Dr. Ferrario joined the Pharmacology Department faculty in 2012 and is an external member of the Modern Diet and Physiology Research Center of the John B. Pierce Lab at Yale. She became an Associate Member of the American College of Neuropsychopharmacology in 2016 and is currently serving as the Pharmacology Department Faculty Ally for Diversity and is a board member of the Conference on Winter Brain Research. Her lab’s primary focus is on examining obesity-related changes in striatal function and motivated behaviors such as food-seeking and eating, as well as similarities and differences between alterations in motivation driving obesity and drug addiction.

Moderated by
Jeffrey Borenstein, M.D.
Brain & Behavior Research Foundation
 

Jeffrey Borenstein, M.D., serves as the President & CEO of the Brain & Behavior Research Foundation, the largest private funder of mental health research grants. Dr.
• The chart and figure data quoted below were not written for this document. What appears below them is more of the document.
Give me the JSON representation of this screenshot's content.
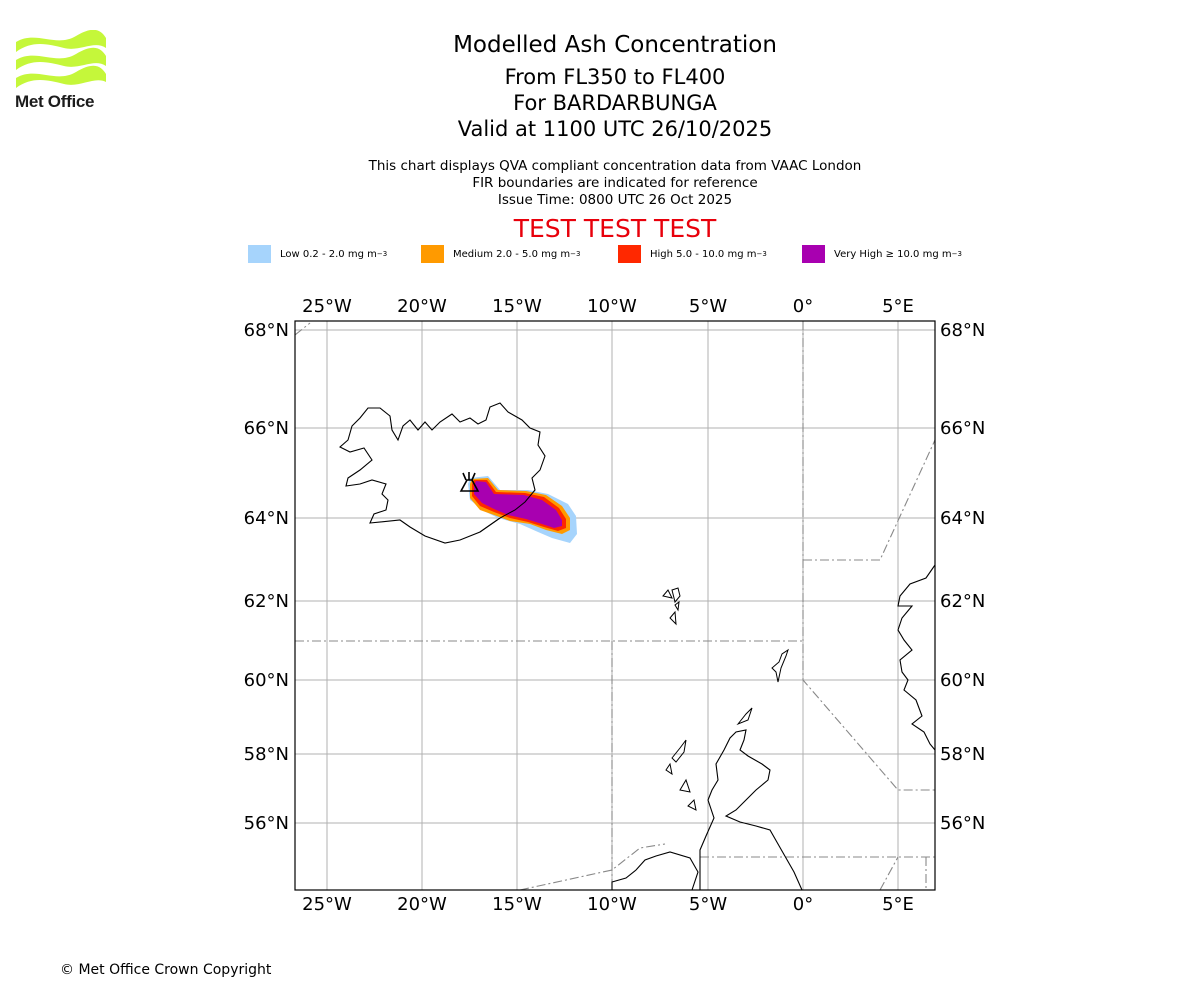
{
  "header": {
    "title": "Modelled Ash Concentration",
    "levels": "From FL350 to FL400",
    "volcano": "For BARDARBUNGA",
    "valid": "Valid at 1100 UTC 26/10/2025"
  },
  "notes": {
    "line1": "This chart displays QVA compliant concentration data from VAAC London",
    "line2": "FIR boundaries are indicated for reference",
    "issue": "Issue Time: 0800 UTC 26 Oct 2025"
  },
  "banner": "TEST TEST TEST",
  "legend": [
    {
      "label": "Low 0.2 - 2.0 mg m",
      "unit_exp": "−3",
      "color": "#a6d4fc"
    },
    {
      "label": "Medium 2.0 - 5.0 mg m",
      "unit_exp": "−3",
      "color": "#ff9a00"
    },
    {
      "label": "High 5.0 - 10.0 mg m",
      "unit_exp": "−3",
      "color": "#ff2800"
    },
    {
      "label": "Very High  ≥  10.0 mg m",
      "unit_exp": "−3",
      "color": "#a800b0"
    }
  ],
  "brand": {
    "name": "Met Office",
    "logo_color": "#c5f73a"
  },
  "axes": {
    "lon_labels": [
      "25°W",
      "20°W",
      "15°W",
      "10°W",
      "5°W",
      "0°",
      "5°E"
    ],
    "lat_labels": [
      "68°N",
      "66°N",
      "64°N",
      "62°N",
      "60°N",
      "58°N",
      "56°N"
    ]
  },
  "footer": {
    "copyright": "© Met Office Crown Copyright"
  }
}
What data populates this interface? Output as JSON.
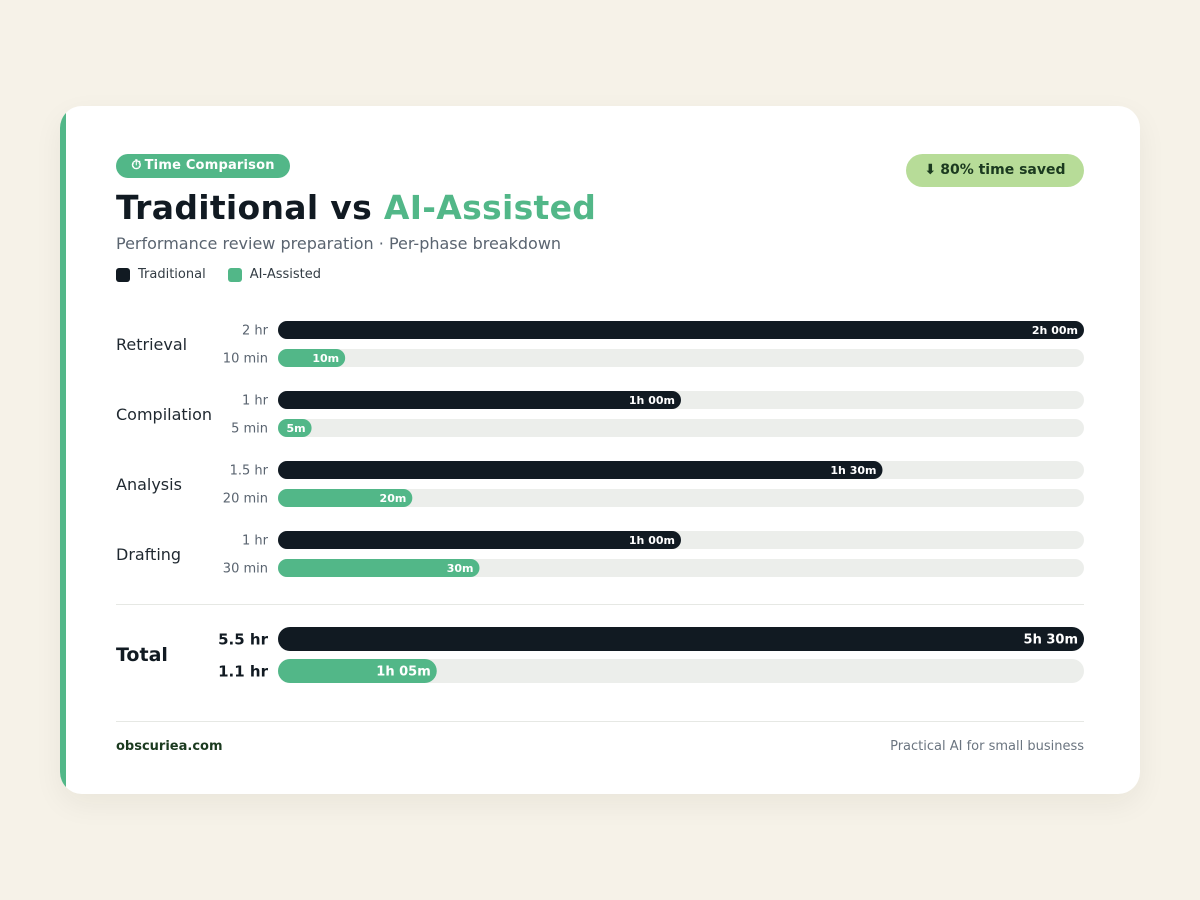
{
  "badge": {
    "icon": "⏱",
    "label": "Time Comparison"
  },
  "savings": {
    "icon": "⬇",
    "label": "80% time saved"
  },
  "title": {
    "part1": "Traditional",
    "joiner": "vs",
    "part2": "AI-Assisted"
  },
  "subtitle": "Performance review preparation · Per-phase breakdown",
  "legend": [
    {
      "label": "Traditional",
      "color": "#111a22"
    },
    {
      "label": "AI-Assisted",
      "color": "#52b788"
    }
  ],
  "colors": {
    "traditional": "#111a22",
    "ai": "#52b788",
    "track": "#eceeeb",
    "accent": "#52b788"
  },
  "chart_data": {
    "type": "bar",
    "orientation": "horizontal",
    "unit": "minutes",
    "xlim": [
      0,
      120
    ],
    "categories": [
      "Retrieval",
      "Compilation",
      "Analysis",
      "Drafting"
    ],
    "series": [
      {
        "name": "Traditional",
        "values": [
          120,
          60,
          90,
          60
        ],
        "side_labels": [
          "2 hr",
          "1 hr",
          "1.5 hr",
          "1 hr"
        ],
        "bar_labels": [
          "2h 00m",
          "1h 00m",
          "1h 30m",
          "1h 00m"
        ]
      },
      {
        "name": "AI-Assisted",
        "values": [
          10,
          5,
          20,
          30
        ],
        "side_labels": [
          "10 min",
          "5 min",
          "20 min",
          "30 min"
        ],
        "bar_labels": [
          "10m",
          "5m",
          "20m",
          "30m"
        ]
      }
    ],
    "total": {
      "label": "Total",
      "xlim": [
        0,
        330
      ],
      "traditional": {
        "value": 330,
        "side_label": "5.5 hr",
        "bar_label": "5h 30m"
      },
      "ai": {
        "value": 65,
        "side_label": "1.1 hr",
        "bar_label": "1h 05m"
      }
    }
  },
  "footer": {
    "brand": "obscuriea.com",
    "tagline": "Practical AI for small business"
  }
}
Borenstein developed the Emmy-nominated public television program “Healthy Minds,” and serves as host and executive producer of the series. The program, broadcast nationwide, is available online, and focuses on topics in psychiatry in order to educate the public, reduce stigma and offer a message of hope. Dr. Borenstein also serves as Editor-in-Chief of Psychiatric News, the newspaper of the American Psychiatric Association.

Dr. Borenstein is a Fellow of the New York Academy of Medicine and serves as the Chair of the Section of Psychiatry at the Academy. He also has served as the President of the New York State Psychiatric Association. Dr. Borenstein earned his undergraduate degree at Harvard and his medical degree at New York University.